Howard Burchell, then Senior Consultant at the Mayo Clinic, replied on February 17, 1958:
“I appreciate your sending me the proposed system of reporting electrocardiographic findings, and I believe that the outline is a very excellent one. The actual incidence of [confounding] conditions is so small that I doubt they would seriously interfere with the statistical appraisal of the electrocardiographic abnormalities as indicating coronary disease in a population.”
Carl Chapman wrote to Ancel: “Let me say at the outset that I think it [the code] would work out very well and will certainly bring some order into the undoubted chaos that electrocardiographic reporting now displays. [My critique] will undoubtedly set Ernst [Simonson] off on some sort of a tirade. I hope, however, that he will sit down and educate me along these lines, knowing, as I am sure he does, that I never liked electrocardiography very much and I am bewildered and, at times, impatient with attaching a massive meaning to minor changes.”

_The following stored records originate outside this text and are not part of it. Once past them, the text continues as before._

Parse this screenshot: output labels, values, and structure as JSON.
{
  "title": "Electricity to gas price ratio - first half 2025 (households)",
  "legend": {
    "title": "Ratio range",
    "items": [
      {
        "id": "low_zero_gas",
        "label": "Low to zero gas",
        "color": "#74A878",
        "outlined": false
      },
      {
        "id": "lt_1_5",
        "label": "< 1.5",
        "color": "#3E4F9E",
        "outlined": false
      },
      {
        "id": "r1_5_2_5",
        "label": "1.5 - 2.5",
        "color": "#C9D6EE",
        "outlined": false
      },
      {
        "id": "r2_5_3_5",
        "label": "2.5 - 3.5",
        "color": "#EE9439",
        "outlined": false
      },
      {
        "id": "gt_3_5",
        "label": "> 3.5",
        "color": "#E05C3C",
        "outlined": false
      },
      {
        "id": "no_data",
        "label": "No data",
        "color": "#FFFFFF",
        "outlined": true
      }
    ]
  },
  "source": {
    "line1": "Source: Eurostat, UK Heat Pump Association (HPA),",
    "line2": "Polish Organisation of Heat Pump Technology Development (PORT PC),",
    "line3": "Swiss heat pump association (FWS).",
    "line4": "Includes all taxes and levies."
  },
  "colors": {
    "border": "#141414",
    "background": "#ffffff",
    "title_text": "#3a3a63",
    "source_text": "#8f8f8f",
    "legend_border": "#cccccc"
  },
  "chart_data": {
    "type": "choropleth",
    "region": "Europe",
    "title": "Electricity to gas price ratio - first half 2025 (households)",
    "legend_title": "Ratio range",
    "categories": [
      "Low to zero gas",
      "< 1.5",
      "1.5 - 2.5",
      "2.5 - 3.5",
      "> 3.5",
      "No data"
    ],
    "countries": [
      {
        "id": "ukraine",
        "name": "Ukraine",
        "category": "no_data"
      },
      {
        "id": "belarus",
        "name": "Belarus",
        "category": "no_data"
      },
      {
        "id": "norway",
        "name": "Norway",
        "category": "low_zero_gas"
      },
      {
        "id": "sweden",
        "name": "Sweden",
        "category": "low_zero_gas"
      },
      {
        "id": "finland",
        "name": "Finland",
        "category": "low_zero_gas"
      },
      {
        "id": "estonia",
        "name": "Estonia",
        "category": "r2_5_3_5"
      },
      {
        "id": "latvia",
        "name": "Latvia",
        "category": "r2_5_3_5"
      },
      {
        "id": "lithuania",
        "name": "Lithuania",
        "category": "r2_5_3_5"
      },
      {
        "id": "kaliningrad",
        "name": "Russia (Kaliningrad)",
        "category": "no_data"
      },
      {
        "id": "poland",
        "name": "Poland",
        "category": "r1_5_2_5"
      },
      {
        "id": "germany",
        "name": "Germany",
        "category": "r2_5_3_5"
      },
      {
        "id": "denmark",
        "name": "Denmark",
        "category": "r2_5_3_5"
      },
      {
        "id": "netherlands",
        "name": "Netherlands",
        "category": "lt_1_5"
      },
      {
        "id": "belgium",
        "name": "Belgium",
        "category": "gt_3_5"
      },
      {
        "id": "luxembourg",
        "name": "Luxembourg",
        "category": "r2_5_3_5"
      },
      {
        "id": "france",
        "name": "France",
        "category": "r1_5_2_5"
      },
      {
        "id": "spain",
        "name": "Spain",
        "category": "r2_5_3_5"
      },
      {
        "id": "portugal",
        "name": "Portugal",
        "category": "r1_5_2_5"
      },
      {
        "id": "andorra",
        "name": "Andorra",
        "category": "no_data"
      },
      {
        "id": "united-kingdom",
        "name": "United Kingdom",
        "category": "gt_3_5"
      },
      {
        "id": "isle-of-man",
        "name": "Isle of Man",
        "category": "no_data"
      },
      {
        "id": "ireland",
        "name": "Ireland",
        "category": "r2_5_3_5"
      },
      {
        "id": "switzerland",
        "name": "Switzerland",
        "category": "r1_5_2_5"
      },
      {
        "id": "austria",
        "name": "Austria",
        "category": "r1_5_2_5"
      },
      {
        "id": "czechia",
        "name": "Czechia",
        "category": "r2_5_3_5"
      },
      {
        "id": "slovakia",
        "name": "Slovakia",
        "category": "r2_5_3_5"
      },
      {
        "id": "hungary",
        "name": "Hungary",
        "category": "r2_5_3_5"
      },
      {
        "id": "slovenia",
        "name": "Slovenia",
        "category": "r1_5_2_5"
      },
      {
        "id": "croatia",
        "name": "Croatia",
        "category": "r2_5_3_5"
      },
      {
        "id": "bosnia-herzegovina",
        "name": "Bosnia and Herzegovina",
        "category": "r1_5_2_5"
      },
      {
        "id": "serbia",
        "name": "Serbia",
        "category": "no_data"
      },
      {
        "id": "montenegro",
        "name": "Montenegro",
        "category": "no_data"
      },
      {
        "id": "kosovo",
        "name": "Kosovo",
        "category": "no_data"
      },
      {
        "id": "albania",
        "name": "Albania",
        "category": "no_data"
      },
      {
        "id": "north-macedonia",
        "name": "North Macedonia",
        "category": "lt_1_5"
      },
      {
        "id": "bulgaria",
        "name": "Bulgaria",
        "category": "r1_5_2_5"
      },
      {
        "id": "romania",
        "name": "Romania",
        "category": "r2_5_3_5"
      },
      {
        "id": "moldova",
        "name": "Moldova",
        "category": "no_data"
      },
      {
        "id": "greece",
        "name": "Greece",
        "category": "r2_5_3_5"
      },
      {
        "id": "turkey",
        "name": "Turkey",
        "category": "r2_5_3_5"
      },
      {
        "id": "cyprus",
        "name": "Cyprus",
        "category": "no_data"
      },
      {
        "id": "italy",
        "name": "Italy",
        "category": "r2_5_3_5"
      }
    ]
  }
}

In a July 29, 1958, letter to Joe Doyle, I wrote:
“We are particularly delighted in your response to these criteria as it seems to represent a considerable change in your feelings since the Boston [Brookline] meeting. As you see, we have incorporated your excellent suggestions concerning ST depression into the criteria. Please comment further if you feel inclined. Very cordially yours, HB.”
I have a collection of generally supportive letters from other cardiological leaders of the day, including Kossman, Kimura, Astrup, Karvonen, Aravanis, Aaron Schaeffer, Milnor, Bronte-Stewart, Briller, Chapman, Kannel, and A.J. Thomas. Ancel’s thoroughgoing effort to get the input of these experts surely facilitated eventual acceptance of the Minnesota Code, perhaps in that no one was in a position to lambaste it once they were on record as for it!
Drafts of April, 1959, indicate the Minnesota Code in an advanced pre-publication stage. I introduced it to correspondents a last time, pre-publication in “Circulation,” with this comment:
“This system is not offered for clinical application in the diagnosis and treatment of patients. It merely aims to provide objective and uniform classification of ECG characteristics with the minimum of debatable interpretation. Pathological significance for most of the items must await better follow-up studies than are available now.”
Compiling and honing of the Minnesota Code criteria over the early years, and studies of test-retest reliability, was a huge amount of work. But the published code met the immediate need in the field for cross-sectional comparison of prevalence of objective findings reasonably attributable to heart disease. It is not so surprising that the code and procedure became widely used at that time of great need. It is remarkable, however, that the Minnesota Code and its elaborations since the late ’50s are still in use after 40 years. Theoretically superior systems, such as the NOVACODE of co-author Rautaharju, are subject to similar problems of reproducibility. The “latest” computerized version of the code (Netherlands system of Jan Kors et al.) is 100 percent reproducible because it is 100 percent computerized, and it also agrees well with improved diagnostic systems such as NOVACODE. But the simple, discontinuous Minnesota Code criteria, with their many and obvious limitations, have somehow persisted. The classification and reporting schemes provided by the Minnesota ECG Coding center, now directed by Richard Crow and his assistant, Carmine O’Donnell, continue to serve numerous studies internationally that collect both taped and paper electrocardiograms.